My background is in political economy and game theory. I am interested in the discussion on AI risk and alignment, but I have so far failed to find work on this that seriously engages with classic axiomatic rational choice theory (RCT).

Some claims are often made that, to me, contradict the basic tenets of RCT. For example, it is often suggested that a sufficiently advanced AGI might come up with goals of its own that put at risk humanity. However, according to RCT, agents can only choose actions, whereas their preferences (goals) are primitives of the model.

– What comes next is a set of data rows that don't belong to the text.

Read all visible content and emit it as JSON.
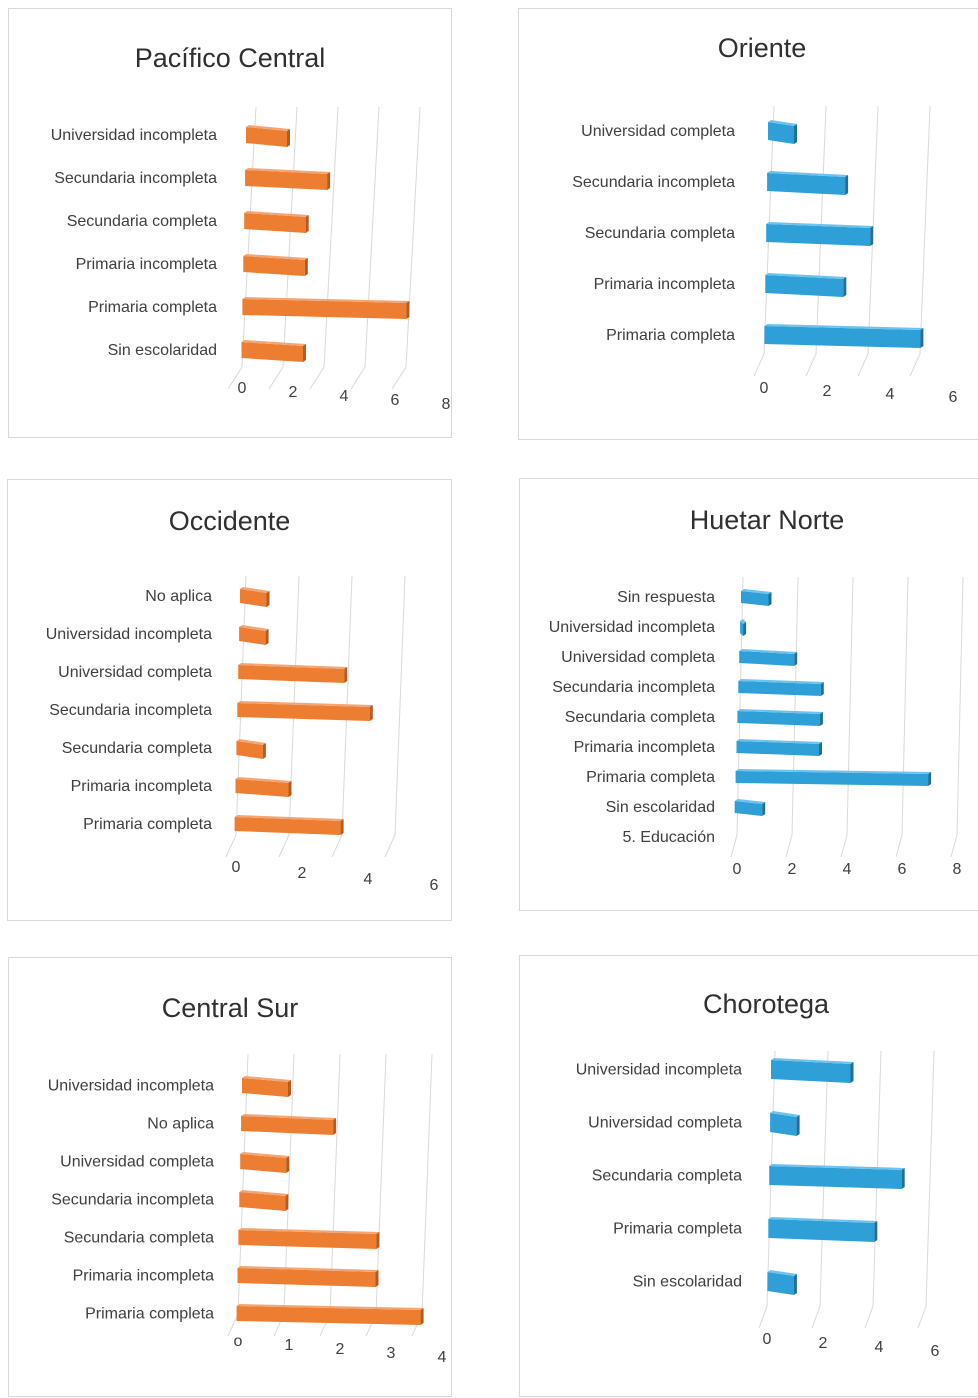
{
  "charts": [
    {
      "title": "Pacífico Central",
      "categories": [
        "Universidad incompleta",
        "Secundaria incompleta",
        "Secundaria completa",
        "Primaria incompleta",
        "Primaria completa",
        "Sin escolaridad"
      ],
      "values": [
        2,
        4,
        3,
        3,
        8,
        3
      ],
      "ticks": [
        "0",
        "2",
        "4",
        "6",
        "8"
      ],
      "xmax": 8,
      "colors": {
        "front": "#ed7d31",
        "top": "#f4a574",
        "side": "#b85a1c"
      }
    },
    {
      "title": "Oriente",
      "categories": [
        "Universidad completa",
        "Secundaria incompleta",
        "Secundaria completa",
        "Primaria incompleta",
        "Primaria completa"
      ],
      "values": [
        1,
        3,
        4,
        3,
        6
      ],
      "ticks": [
        "0",
        "2",
        "4",
        "6"
      ],
      "xmax": 6,
      "colors": {
        "front": "#2f9fd8",
        "top": "#6cc3ee",
        "side": "#1f6f9d"
      }
    },
    {
      "title": "Occidente",
      "categories": [
        "No aplica",
        "Universidad incompleta",
        "Universidad completa",
        "Secundaria incompleta",
        "Secundaria completa",
        "Primaria incompleta",
        "Primaria completa"
      ],
      "values": [
        1,
        1,
        4,
        5,
        1,
        2,
        4
      ],
      "ticks": [
        "0",
        "2",
        "4",
        "6"
      ],
      "xmax": 6,
      "colors": {
        "front": "#ed7d31",
        "top": "#f4a574",
        "side": "#b85a1c"
      }
    },
    {
      "title": "Huetar Norte",
      "categories": [
        "Sin respuesta",
        "Universidad incompleta",
        "Universidad completa",
        "Secundaria incompleta",
        "Secundaria completa",
        "Primaria incompleta",
        "Primaria completa",
        "Sin escolaridad",
        "5. Educación"
      ],
      "values": [
        1,
        0,
        2,
        3,
        3,
        3,
        7,
        1,
        0
      ],
      "ticks": [
        "0",
        "2",
        "4",
        "6",
        "8"
      ],
      "xmax": 8,
      "colors": {
        "front": "#2f9fd8",
        "top": "#6cc3ee",
        "side": "#1f6f9d"
      }
    },
    {
      "title": "Central Sur",
      "categories": [
        "Universidad incompleta",
        "No aplica",
        "Universidad completa",
        "Secundaria incompleta",
        "Secundaria completa",
        "Primaria incompleta",
        "Primaria completa"
      ],
      "values": [
        1,
        2,
        1,
        1,
        3,
        3,
        4
      ],
      "ticks": [
        "o",
        "1",
        "2",
        "3",
        "4"
      ],
      "xmax": 4,
      "colors": {
        "front": "#ed7d31",
        "top": "#f4a574",
        "side": "#b85a1c"
      }
    },
    {
      "title": "Chorotega",
      "categories": [
        "Universidad incompleta",
        "Universidad completa",
        "Secundaria completa",
        "Primaria completa",
        "Sin escolaridad"
      ],
      "values": [
        3,
        1,
        5,
        4,
        1
      ],
      "ticks": [
        "0",
        "2",
        "4",
        "6"
      ],
      "xmax": 6,
      "colors": {
        "front": "#2f9fd8",
        "top": "#6cc3ee",
        "side": "#1f6f9d"
      }
    }
  ],
  "chart_data": [
    {
      "type": "bar",
      "title": "Pacífico Central",
      "orientation": "horizontal-3d",
      "categories": [
        "Universidad incompleta",
        "Secundaria incompleta",
        "Secundaria completa",
        "Primaria incompleta",
        "Primaria completa",
        "Sin escolaridad"
      ],
      "values": [
        2,
        4,
        3,
        3,
        8,
        3
      ],
      "xlim": [
        0,
        8
      ],
      "grid": true
    },
    {
      "type": "bar",
      "title": "Oriente",
      "orientation": "horizontal-3d",
      "categories": [
        "Universidad completa",
        "Secundaria incompleta",
        "Secundaria completa",
        "Primaria incompleta",
        "Primaria completa"
      ],
      "values": [
        1,
        3,
        4,
        3,
        6
      ],
      "xlim": [
        0,
        6
      ],
      "grid": true
    },
    {
      "type": "bar",
      "title": "Occidente",
      "orientation": "horizontal-3d",
      "categories": [
        "No aplica",
        "Universidad incompleta",
        "Universidad completa",
        "Secundaria incompleta",
        "Secundaria completa",
        "Primaria incompleta",
        "Primaria completa"
      ],
      "values": [
        1,
        1,
        4,
        5,
        1,
        2,
        4
      ],
      "xlim": [
        0,
        6
      ],
      "grid": true
    },
    {
      "type": "bar",
      "title": "Huetar Norte",
      "orientation": "horizontal-3d",
      "categories": [
        "Sin respuesta",
        "Universidad incompleta",
        "Universidad completa",
        "Secundaria incompleta",
        "Secundaria completa",
        "Primaria incompleta",
        "Primaria completa",
        "Sin escolaridad",
        "5. Educación"
      ],
      "values": [
        1,
        0,
        2,
        3,
        3,
        3,
        7,
        1,
        0
      ],
      "xlim": [
        0,
        8
      ],
      "grid": true
    },
    {
      "type": "bar",
      "title": "Central Sur",
      "orientation": "horizontal-3d",
      "categories": [
        "Universidad incompleta",
        "No aplica",
        "Universidad completa",
        "Secundaria incompleta",
        "Secundaria completa",
        "Primaria incompleta",
        "Primaria completa"
      ],
      "values": [
        1,
        2,
        1,
        1,
        3,
        3,
        4
      ],
      "xlim": [
        0,
        4
      ],
      "grid": true
    },
    {
      "type": "bar",
      "title": "Chorotega",
      "orientation": "horizontal-3d",
      "categories": [
        "Universidad incompleta",
        "Universidad completa",
        "Secundaria completa",
        "Primaria completa",
        "Sin escolaridad"
      ],
      "values": [
        3,
        1,
        5,
        4,
        1
      ],
      "xlim": [
        0,
        6
      ],
      "grid": true
    }
  ]
}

It is nonsensical to think of an agent as choosing his goals, except in some well-defined dynamic model (say, Becker's model of rational addiction) where the future preferences result from actions that can be derived, by equilibrium analysis, from primitive preferences.

Another claim that perplexes me is that the actions of a sufficiently intelligent AI may be impossible to predict. However, to me the more intelligent an agent, the more its actions should approximate those of an expected utility maximizer.

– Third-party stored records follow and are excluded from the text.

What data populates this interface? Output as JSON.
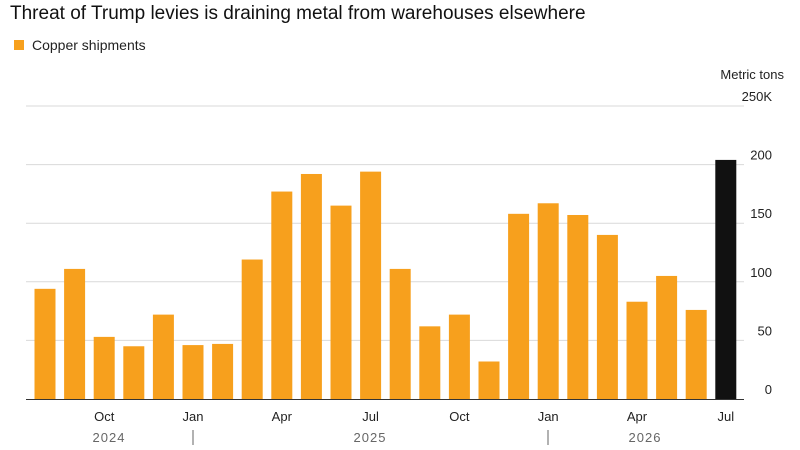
{
  "header": {
    "title": "Threat of Trump levies is draining metal from warehouses elsewhere"
  },
  "legend": {
    "label": "Copper shipments",
    "color": "#F7A01D"
  },
  "colors": {
    "bar": "#F7A01D",
    "highlight_bar": "#111111",
    "grid": "#d9d9d9",
    "axis": "#333333"
  },
  "chart_data": {
    "type": "bar",
    "ylabel": "Metric tons",
    "ylim": [
      0,
      250
    ],
    "y_ticks": [
      {
        "value": 0,
        "label": "0"
      },
      {
        "value": 50,
        "label": "50"
      },
      {
        "value": 100,
        "label": "100"
      },
      {
        "value": 150,
        "label": "150"
      },
      {
        "value": 200,
        "label": "200"
      },
      {
        "value": 250,
        "label": "250K"
      }
    ],
    "grid": true,
    "legend_position": "top-left",
    "x_month_labels": [
      {
        "index": 2,
        "label": "Oct"
      },
      {
        "index": 5,
        "label": "Jan"
      },
      {
        "index": 8,
        "label": "Apr"
      },
      {
        "index": 11,
        "label": "Jul"
      },
      {
        "index": 14,
        "label": "Oct"
      },
      {
        "index": 17,
        "label": "Jan"
      },
      {
        "index": 20,
        "label": "Apr"
      },
      {
        "index": 23,
        "label": "Jul"
      }
    ],
    "x_year_labels": [
      "2024",
      "2025",
      "2026"
    ],
    "series": [
      {
        "name": "Copper shipments",
        "values": [
          94,
          111,
          53,
          45,
          72,
          46,
          47,
          119,
          177,
          192,
          165,
          194,
          111,
          62,
          72,
          32,
          158,
          167,
          157,
          140,
          83,
          105,
          76,
          204
        ],
        "highlight_last": true
      }
    ]
  }
}
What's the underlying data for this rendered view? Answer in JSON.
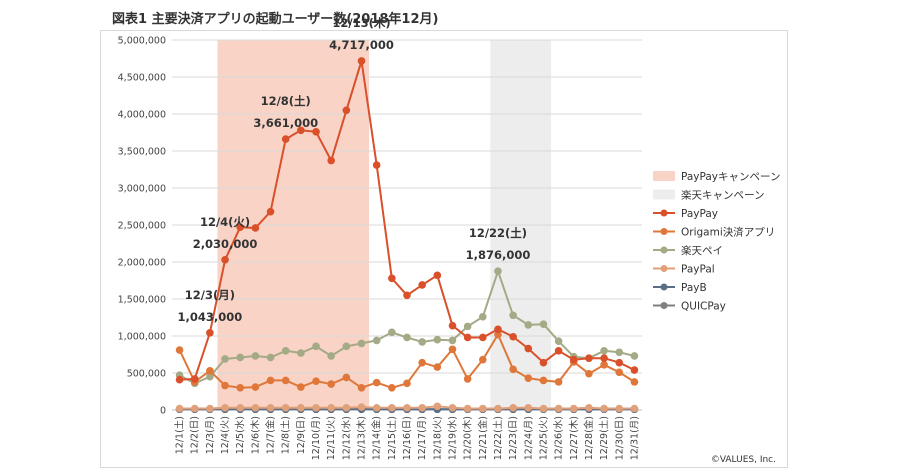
{
  "title": "図表1 主要決済アプリの起動ユーザー数(2018年12月)",
  "copyright": "©VALUES, Inc.",
  "chart_data": {
    "type": "line",
    "title": "図表1 主要決済アプリの起動ユーザー数(2018年12月)",
    "xlabel": "",
    "ylabel": "",
    "ylim": [
      0,
      5000000
    ],
    "yticks": [
      "0",
      "500,000",
      "1,000,000",
      "1,500,000",
      "2,000,000",
      "2,500,000",
      "3,000,000",
      "3,500,000",
      "4,000,000",
      "4,500,000",
      "5,000,000"
    ],
    "grid": true,
    "legend_position": "right",
    "categories": [
      "12/1(土)",
      "12/2(日)",
      "12/3(月)",
      "12/4(火)",
      "12/5(水)",
      "12/6(木)",
      "12/7(金)",
      "12/8(土)",
      "12/9(日)",
      "12/10(月)",
      "12/11(火)",
      "12/12(水)",
      "12/13(木)",
      "12/14(金)",
      "12/15(土)",
      "12/16(日)",
      "12/17(月)",
      "12/18(火)",
      "12/19(水)",
      "12/20(木)",
      "12/21(金)",
      "12/22(土)",
      "12/23(日)",
      "12/24(月)",
      "12/25(火)",
      "12/26(水)",
      "12/27(木)",
      "12/28(金)",
      "12/29(土)",
      "12/30(日)",
      "12/31(月)"
    ],
    "shaded_regions": [
      {
        "name": "PayPayキャンペーン",
        "start": "12/4(火)",
        "end": "12/13(木)",
        "color": "#f8d3c6"
      },
      {
        "name": "楽天キャンペーン",
        "start": "12/22(土)",
        "end": "12/25(火)",
        "color": "#ededed"
      }
    ],
    "series": [
      {
        "name": "PayPay",
        "color": "#d9502a",
        "values": [
          410000,
          420000,
          1043000,
          2030000,
          2470000,
          2460000,
          2680000,
          3661000,
          3780000,
          3760000,
          3370000,
          4050000,
          4717000,
          3310000,
          1780000,
          1550000,
          1690000,
          1820000,
          1140000,
          980000,
          980000,
          1090000,
          990000,
          830000,
          640000,
          800000,
          680000,
          700000,
          700000,
          640000,
          540000
        ]
      },
      {
        "name": "Origami決済アプリ",
        "color": "#e0773a",
        "values": [
          810000,
          380000,
          530000,
          330000,
          300000,
          310000,
          400000,
          400000,
          310000,
          390000,
          350000,
          440000,
          300000,
          370000,
          300000,
          360000,
          640000,
          580000,
          820000,
          420000,
          680000,
          1020000,
          550000,
          430000,
          400000,
          380000,
          650000,
          490000,
          610000,
          510000,
          380000
        ]
      },
      {
        "name": "楽天ペイ",
        "color": "#a4a986",
        "values": [
          470000,
          360000,
          450000,
          690000,
          710000,
          730000,
          710000,
          800000,
          770000,
          860000,
          730000,
          860000,
          900000,
          940000,
          1050000,
          980000,
          920000,
          950000,
          940000,
          1130000,
          1260000,
          1876000,
          1280000,
          1150000,
          1160000,
          930000,
          720000,
          700000,
          800000,
          780000,
          730000
        ]
      },
      {
        "name": "PayPal",
        "color": "#e0a07a",
        "values": [
          20000,
          20000,
          20000,
          30000,
          30000,
          30000,
          30000,
          30000,
          30000,
          30000,
          30000,
          30000,
          40000,
          30000,
          30000,
          30000,
          30000,
          50000,
          30000,
          20000,
          20000,
          20000,
          30000,
          30000,
          20000,
          20000,
          20000,
          30000,
          20000,
          20000,
          20000
        ]
      },
      {
        "name": "PayB",
        "color": "#5a6e86",
        "values": [
          10000,
          10000,
          10000,
          10000,
          10000,
          10000,
          10000,
          10000,
          10000,
          10000,
          10000,
          10000,
          10000,
          10000,
          10000,
          10000,
          10000,
          10000,
          10000,
          10000,
          10000,
          10000,
          10000,
          10000,
          10000,
          10000,
          10000,
          10000,
          10000,
          10000,
          10000
        ]
      },
      {
        "name": "QUICPay",
        "color": "#7f7f7f",
        "values": [
          10000,
          10000,
          10000,
          10000,
          10000,
          10000,
          10000,
          10000,
          10000,
          10000,
          10000,
          10000,
          10000,
          10000,
          10000,
          10000,
          10000,
          10000,
          10000,
          10000,
          10000,
          10000,
          10000,
          10000,
          10000,
          10000,
          10000,
          10000,
          10000,
          10000,
          10000
        ]
      }
    ],
    "annotations": [
      {
        "date": "12/3(月)",
        "lines": [
          "12/3(月)",
          "1,043,000"
        ]
      },
      {
        "date": "12/4(火)",
        "lines": [
          "12/4(火)",
          "2,030,000"
        ]
      },
      {
        "date": "12/8(土)",
        "lines": [
          "12/8(土)",
          "3,661,000"
        ]
      },
      {
        "date": "12/13(木)",
        "lines": [
          "12/13(木)",
          "4,717,000"
        ]
      },
      {
        "date": "12/22(土)",
        "lines": [
          "12/22(土)",
          "1,876,000"
        ]
      }
    ]
  }
}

I wonder if serious people are working on this from a different axiomatic system. What are some good sources (at any level of technicality) that I should read? Better if books.

Answer 1

@raving-bandit, the common argument on your first question is that an AI system may take its goal to the extreme and divert all the world's resources to it, causing human extinction (see e.g. here: https://cepr.org/voxeu/columns/ai-and-paperclip-problem) RCT may not be the best framework because we typically assume everyone knows the game being played, whereas an AI system is dangerous because it could think of moves no-one would expect. This also relates to your second question. It appears that epistemic game theory (https://plato.stanford.edu/entries/epistemic-game/) or limited rationality models like cognitive hierarchies (https://en.wikipedia.org/wiki/Cognitive_hierarchy_theory) could be a better way to approach the problem than RCT.

Answer 2

Firstly contrary to your claim, sometimes it's a requirement for artificial agents to choose multiple different goals for the sake of an intended goal such as goal conditioned RL.

Another active area of research is in learning goal-conditioned policies, also called contextual or universal policies that take in an additional goal as input to communicate a desired aim to the agent.

Bostrom further explored the idea of instrumental convergence that intelligent agents might pursue certain instrumental goals regardless of their final objectives in his paper Motivation and Instrumental Rationality in Advanced Artificial Agents.

As for your RCT which is not a game theory but a classic evidential decision theory, the extant RL in AI is consistent with RCT and may be viewed as an advanced sequential multi-shot version of RCT. S. Russell discussed the relationship between rationality and intelligence in his Rationality and Intelligence: A Brief Update, offering insights that may align with your interest in AI application issue of RCT.

The concept of rational agency has long been considered a leading candidate to fulfill this role. This paper, which updates a much earlier version (Russell, 1997), reviews the sequence of conceptual shifts leading to a different candidate, bounded optimality, that is closer to our informal conception of intelligence and reduces the gap between theory and practice.

Hadfield-Menell et al. presents a game theory and RCT consistent formal model of an AI system that includes an off-switch controlled by humans exploring how to design AI systems that can be safely interrupted in their paper The Off-Switch Game.

It is clear that one of the primary tools we can use to mitigate the potential risk from a misbehaving AI system is the ability to turn the system off. As the capabilities of AI systems improve, it is important to ensure that such systems do not adopt subgoals that prevent a human from switching them off. This is a challenge because many formulations of rational agents create strong incentives for self-preservation... Our key insight is that for R to want to preserve its off switch, it needs to be uncertain about the utility associated with the outcome, and to treat H’s actions as important observations about that utility... We conclude that giving machines an appropriate level of uncertainty about their objectives leads to safer designs, and we argue that this setting is a useful generalization of the classical AI paradigm of rational agents.